Depois do quebra-pau no Supremo Tribunal Federal (STF), há meio mundo que já aposta na possibilidade de que a Corte suspenda as transmissões ao vivo das sessões pela TV Justiça.
Se tal acontecer, será inadmissível, será inacreditável.
Suas Excelências, antes de decidirem sobre isso, devem lembrar-se da grande lição que nos deixou Stendhal (na foto), quando escreveu A Cartuxa de Parma.
Ilustrados e lustrados intelectualmente, é quase certo que todos os ministros do STF já devem ter lido essa obra seminal do escritor francês.
E se a leram, devem lembrar-se das aventuras de Fabrício del Dengo e de sua amada, Clélia, cujo senso de pudor era tão acendrado quanto sua hipocrisia.
E tanto é assim que ela, com pudores à flor da pele e à flor dos órgãos, estava certa de que pecaria menos contra sua consciência se traísse o marido encontrando-se com Fabrício num lugar escuro, em que ambos não se vissem.
Sua sensação – dela, a amada do personagem central do romance – é de que o adultério só ocorreria se cometido à luz do dia ou à luz dos candelabros, ou à luz das velas. Se fosse no escuro, numa situação em que ambos não se vissem, mas apenas se sentissem, a traição não seria tão, digamos, contundente.
Pois é.
Suspender as transmissões das sessões de julgamento do STF é idéia que parece estar inspirada nessa passagem do livro de Stendhal.

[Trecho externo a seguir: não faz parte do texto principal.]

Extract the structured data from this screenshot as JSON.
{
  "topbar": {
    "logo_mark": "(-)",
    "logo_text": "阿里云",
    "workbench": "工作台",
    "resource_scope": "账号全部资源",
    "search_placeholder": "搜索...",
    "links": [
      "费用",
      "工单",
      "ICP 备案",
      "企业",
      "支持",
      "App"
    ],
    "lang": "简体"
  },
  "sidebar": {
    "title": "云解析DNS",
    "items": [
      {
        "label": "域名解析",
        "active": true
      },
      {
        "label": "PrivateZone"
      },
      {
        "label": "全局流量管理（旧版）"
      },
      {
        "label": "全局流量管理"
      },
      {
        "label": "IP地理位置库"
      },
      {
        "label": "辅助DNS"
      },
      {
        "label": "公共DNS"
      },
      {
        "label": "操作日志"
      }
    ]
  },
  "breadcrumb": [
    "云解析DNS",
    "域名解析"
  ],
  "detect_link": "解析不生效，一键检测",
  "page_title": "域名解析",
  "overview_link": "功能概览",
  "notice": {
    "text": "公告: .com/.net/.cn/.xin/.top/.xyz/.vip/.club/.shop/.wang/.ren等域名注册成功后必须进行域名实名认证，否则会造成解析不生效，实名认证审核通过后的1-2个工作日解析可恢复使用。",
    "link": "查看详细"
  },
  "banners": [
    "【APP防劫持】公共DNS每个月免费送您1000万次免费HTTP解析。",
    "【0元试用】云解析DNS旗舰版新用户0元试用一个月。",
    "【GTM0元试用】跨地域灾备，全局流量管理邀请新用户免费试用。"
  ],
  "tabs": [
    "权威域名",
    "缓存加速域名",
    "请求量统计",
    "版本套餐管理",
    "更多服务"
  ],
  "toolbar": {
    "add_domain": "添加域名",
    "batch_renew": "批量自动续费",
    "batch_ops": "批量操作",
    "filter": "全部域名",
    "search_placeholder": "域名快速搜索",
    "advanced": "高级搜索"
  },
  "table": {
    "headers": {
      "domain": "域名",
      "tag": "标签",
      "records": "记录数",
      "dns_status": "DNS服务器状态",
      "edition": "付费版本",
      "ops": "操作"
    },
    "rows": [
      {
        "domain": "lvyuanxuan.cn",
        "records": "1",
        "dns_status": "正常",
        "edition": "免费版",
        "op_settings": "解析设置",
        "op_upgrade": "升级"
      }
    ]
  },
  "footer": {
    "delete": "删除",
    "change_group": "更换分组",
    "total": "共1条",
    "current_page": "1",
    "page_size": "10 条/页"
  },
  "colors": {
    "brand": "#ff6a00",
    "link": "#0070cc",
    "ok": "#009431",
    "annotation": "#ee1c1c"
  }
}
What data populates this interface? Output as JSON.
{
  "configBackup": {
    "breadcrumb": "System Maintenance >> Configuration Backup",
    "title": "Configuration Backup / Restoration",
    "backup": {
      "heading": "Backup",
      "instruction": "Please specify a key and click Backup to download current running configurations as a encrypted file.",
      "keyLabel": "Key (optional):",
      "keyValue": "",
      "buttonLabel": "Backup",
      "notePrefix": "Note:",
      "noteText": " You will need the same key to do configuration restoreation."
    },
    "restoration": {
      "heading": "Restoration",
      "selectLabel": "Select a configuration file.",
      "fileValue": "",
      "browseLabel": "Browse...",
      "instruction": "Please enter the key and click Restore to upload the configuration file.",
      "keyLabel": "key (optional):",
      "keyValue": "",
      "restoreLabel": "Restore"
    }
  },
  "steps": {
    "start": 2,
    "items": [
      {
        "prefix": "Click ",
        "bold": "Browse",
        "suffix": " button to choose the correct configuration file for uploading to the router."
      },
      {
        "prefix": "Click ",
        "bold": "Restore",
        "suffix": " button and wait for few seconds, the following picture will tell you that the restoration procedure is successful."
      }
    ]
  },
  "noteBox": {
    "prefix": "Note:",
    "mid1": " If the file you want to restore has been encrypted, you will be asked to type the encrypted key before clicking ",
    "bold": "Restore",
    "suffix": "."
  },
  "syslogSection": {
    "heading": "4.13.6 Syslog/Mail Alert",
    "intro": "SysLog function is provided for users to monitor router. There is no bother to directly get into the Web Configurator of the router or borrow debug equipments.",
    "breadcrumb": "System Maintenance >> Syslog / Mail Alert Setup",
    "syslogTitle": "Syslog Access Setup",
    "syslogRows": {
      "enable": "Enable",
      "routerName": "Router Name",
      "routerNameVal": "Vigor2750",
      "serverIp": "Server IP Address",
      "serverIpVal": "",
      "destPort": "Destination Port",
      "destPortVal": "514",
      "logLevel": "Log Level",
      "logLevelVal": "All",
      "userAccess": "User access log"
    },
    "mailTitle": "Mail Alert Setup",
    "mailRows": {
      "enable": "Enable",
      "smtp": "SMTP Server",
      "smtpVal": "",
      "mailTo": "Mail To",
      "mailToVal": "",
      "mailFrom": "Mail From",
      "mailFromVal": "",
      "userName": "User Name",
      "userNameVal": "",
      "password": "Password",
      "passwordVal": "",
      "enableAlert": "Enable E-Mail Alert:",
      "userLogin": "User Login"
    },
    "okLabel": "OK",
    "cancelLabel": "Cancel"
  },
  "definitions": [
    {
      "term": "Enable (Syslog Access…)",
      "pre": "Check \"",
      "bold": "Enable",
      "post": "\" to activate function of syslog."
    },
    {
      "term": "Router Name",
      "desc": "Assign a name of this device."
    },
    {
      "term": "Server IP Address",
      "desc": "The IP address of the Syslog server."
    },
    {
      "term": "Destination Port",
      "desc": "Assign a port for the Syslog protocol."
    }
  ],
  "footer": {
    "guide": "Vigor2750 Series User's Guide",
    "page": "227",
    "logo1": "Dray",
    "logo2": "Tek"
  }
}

Suspendê-las é imaginar que será danosa à imagem do Supremo apenas se houver uma discussão àspera que for transmitida ao vivo, para todo o País. Pretende-se, com isso, conformar os prováveis e futuros barracos no Supremo aos limites estreitos do plenário da Corte, sem que o País inteiro possa acompanhá-los ao vivo e em cores.
Por essa concepção, bate-bocas transmitidos pela TV seriam com se a personagem de Stendhal traísse o marido às claras.
Do contrário, reduzir essa repercussão, vetando-se as transmissões ao vivo, seria como favorecer uma traição às escuras.
Céus!
Mas que bobagem.
Primeiro, que na eventualidade de suspenderem-se as transmissões das sessões pela TV, como precaução sobre possíveis incidentes como o de quarta-feira, de qualquer forma os confrontos verbais continuarão a ocorrer e serão divulgados amplamente.
Segundo, que o Judiciário do Brasil é um exemplo para todo o mundo ao utilizar a TV e outras mídias – como a internet – para mostrar publicamente como se processam seus julgamentos em órgãos colegiados, como é o caso dos tribunais. Por que acabar com isso? Por que acabar com uma prática que é boa referência para o próprio Judiciário?
E terceiro, como aqui já se sustentou, é preciso acabar com essa concepção de que exasperações entre magistrados são demeritórias para a imagem do Supremo ou de outros tribunais. Divergências e até confrontos como os ocorridos no STF são até proveitosos, porque desfazem a idéia de que magistrados são seres acima do bem e do mal. E desfazem a idéia de que vivem em ambientes onde deve reinar a perfeição.
Por que, então, o Supremo haverá de embarcar na hipocrisia, em vez de mostrar-se como verdadeiramente é?
Por que o Supremo haverá de reeditar a idéia de que o pecado no escuro é menos pecado do que o pecado cometido às claras?